Le sens figuré est ainsi (relativement) plus adapté
mais bien trop large, trop peu descriptif pour s’appliquer
ici. Si ce mot s’utilise à propos de la Russie alors
pas de doute il peut être employé aussi pour décrire
la situation politico-sociale de notre cher pays, la France. Désolé
mais la connotation du titre français est péjorative
à tort.
Notons qu’elle est absente du titre original pourtant compréhensible
par tous (donc par nous, à moins que...) sauf peut être
par un académicien : "Taïga
Blues".
Folklore
"Taïga Blues" est un
titre parfait, on se demande bien pourquoi l’éditeur
ou autre a voulu en changer : il résume à lui tout
seul l’esprit du recueil
Ikonnikov est à la littérature
contemporaine russe – il a moins de trente ans – ce
que le yougoslave Kusturica(1)
(1954) ou – dans une moindre mesure – le finlandais
Kaurismaki(2)
(1957) sont au cinéma européen. C’est bien simple
: on ne voit pas ce qu’il y a d’équivalent en
France (voire en Europe occidentale) où le mélange
du cynisme, de (quasi) loufoquerie et d’interprétation
de l’Histoire(3) est presque
immédiatement qualifié de révisionnisme en
vertu du sacro-saint principe du "politiquement correct"
ou, ce qui revient au même mais pas dans le même champ,
en application du principe de précaution(4)
(?).
Ikonnikov décrit le folklore russe moderne, post-communiste
et peut être pré-capitaliste. Dans un paysage fait
de rues délabrées, de campagnes ternies, d’immeubles
décrépits et d’usines pétrochimiques,
on croise un homme politique en campagne qui a tout le mal du monde
à trouver une pissotière dans le village qu’il
visite ou des miliciens qui ont perdu l’un des leurs six mois
plus tôt et qui font comme s’il était vivant
(il l’est d’ailleurs).
Les voisins d’un immeuble se retrouvent quotidiennement sur
le toit d’un immeuble pour admirer le paysage, fumer une clope
et, surtout, philosopher. "En fait, la
prétendue âme russe se réduit à quatre
composantes : la croix russe, la langue, la vodka et le bonheur
dans la souffrance" énoncera l’intellectuel
de la bande. Oui Oui, je vois ce qu’il veut dire... Et quand
le président, en visite dans la ville, rencontre des "administrés"
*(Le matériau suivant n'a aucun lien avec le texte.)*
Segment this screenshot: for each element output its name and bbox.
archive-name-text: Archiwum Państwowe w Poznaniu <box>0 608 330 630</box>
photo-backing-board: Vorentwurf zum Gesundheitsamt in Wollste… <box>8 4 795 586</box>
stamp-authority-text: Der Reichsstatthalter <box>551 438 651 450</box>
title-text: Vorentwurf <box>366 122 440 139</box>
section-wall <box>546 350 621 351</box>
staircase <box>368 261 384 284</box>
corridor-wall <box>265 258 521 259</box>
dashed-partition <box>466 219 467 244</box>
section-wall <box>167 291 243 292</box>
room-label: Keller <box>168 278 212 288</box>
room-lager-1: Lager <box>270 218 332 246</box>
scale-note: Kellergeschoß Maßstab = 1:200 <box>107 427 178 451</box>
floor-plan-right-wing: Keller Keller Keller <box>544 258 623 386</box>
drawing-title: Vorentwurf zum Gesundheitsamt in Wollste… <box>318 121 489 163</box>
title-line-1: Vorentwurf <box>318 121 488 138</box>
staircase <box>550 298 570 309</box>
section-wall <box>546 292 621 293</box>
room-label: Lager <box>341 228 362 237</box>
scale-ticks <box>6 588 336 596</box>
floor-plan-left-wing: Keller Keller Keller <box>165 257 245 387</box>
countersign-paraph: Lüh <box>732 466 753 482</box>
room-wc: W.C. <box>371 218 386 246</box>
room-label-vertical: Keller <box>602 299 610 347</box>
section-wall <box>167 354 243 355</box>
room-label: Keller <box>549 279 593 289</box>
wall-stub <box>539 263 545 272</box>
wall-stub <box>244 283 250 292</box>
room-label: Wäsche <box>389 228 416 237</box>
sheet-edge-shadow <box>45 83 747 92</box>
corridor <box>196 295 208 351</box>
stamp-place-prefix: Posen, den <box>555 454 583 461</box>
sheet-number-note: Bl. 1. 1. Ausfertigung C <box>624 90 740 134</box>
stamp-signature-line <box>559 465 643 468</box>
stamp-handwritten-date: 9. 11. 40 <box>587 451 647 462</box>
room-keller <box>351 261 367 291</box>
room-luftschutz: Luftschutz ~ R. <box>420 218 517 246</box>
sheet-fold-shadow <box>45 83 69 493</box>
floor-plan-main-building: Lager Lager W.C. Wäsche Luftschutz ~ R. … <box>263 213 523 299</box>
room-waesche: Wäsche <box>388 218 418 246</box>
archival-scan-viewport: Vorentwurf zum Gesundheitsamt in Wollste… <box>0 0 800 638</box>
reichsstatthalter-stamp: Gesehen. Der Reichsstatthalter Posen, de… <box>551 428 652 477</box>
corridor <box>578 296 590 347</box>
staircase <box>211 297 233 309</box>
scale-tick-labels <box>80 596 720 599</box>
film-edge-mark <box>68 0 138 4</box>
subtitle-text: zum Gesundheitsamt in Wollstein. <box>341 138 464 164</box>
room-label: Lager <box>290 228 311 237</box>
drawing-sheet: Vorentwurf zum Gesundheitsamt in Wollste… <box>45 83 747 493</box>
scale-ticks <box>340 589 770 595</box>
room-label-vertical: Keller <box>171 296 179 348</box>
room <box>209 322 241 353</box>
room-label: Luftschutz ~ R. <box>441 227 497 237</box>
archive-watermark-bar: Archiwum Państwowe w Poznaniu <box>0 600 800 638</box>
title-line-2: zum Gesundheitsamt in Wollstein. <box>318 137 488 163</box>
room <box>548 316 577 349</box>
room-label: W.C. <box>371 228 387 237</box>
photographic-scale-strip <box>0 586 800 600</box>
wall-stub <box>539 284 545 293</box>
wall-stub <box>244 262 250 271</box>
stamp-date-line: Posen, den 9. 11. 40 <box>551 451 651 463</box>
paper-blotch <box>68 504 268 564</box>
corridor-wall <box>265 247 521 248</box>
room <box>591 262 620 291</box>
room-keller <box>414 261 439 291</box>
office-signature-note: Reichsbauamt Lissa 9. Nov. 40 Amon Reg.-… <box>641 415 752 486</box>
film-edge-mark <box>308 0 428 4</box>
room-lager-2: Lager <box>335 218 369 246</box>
triés sur le volet et qu’on lui en montre un qui pille
le bien public, il pose la question naturelle : "Pourquoi
vous ne l’avez pas puni ?". Le ministre des finances
lui répond : "il paie des impôts,
il participe au budget" . Ce qui clôt l’incident.
Bref, on ne s’ennuie pas avec les nouvelles d’Ikonnikov
qui virent parfois au conte. Rares sont les moments où on
ne se poile pas en fait. Cela fait un peu oublier la situation tragique
de la Russie au sortir de son hibernation communiste complètement
passée à la trappe chez nous, malheureusement.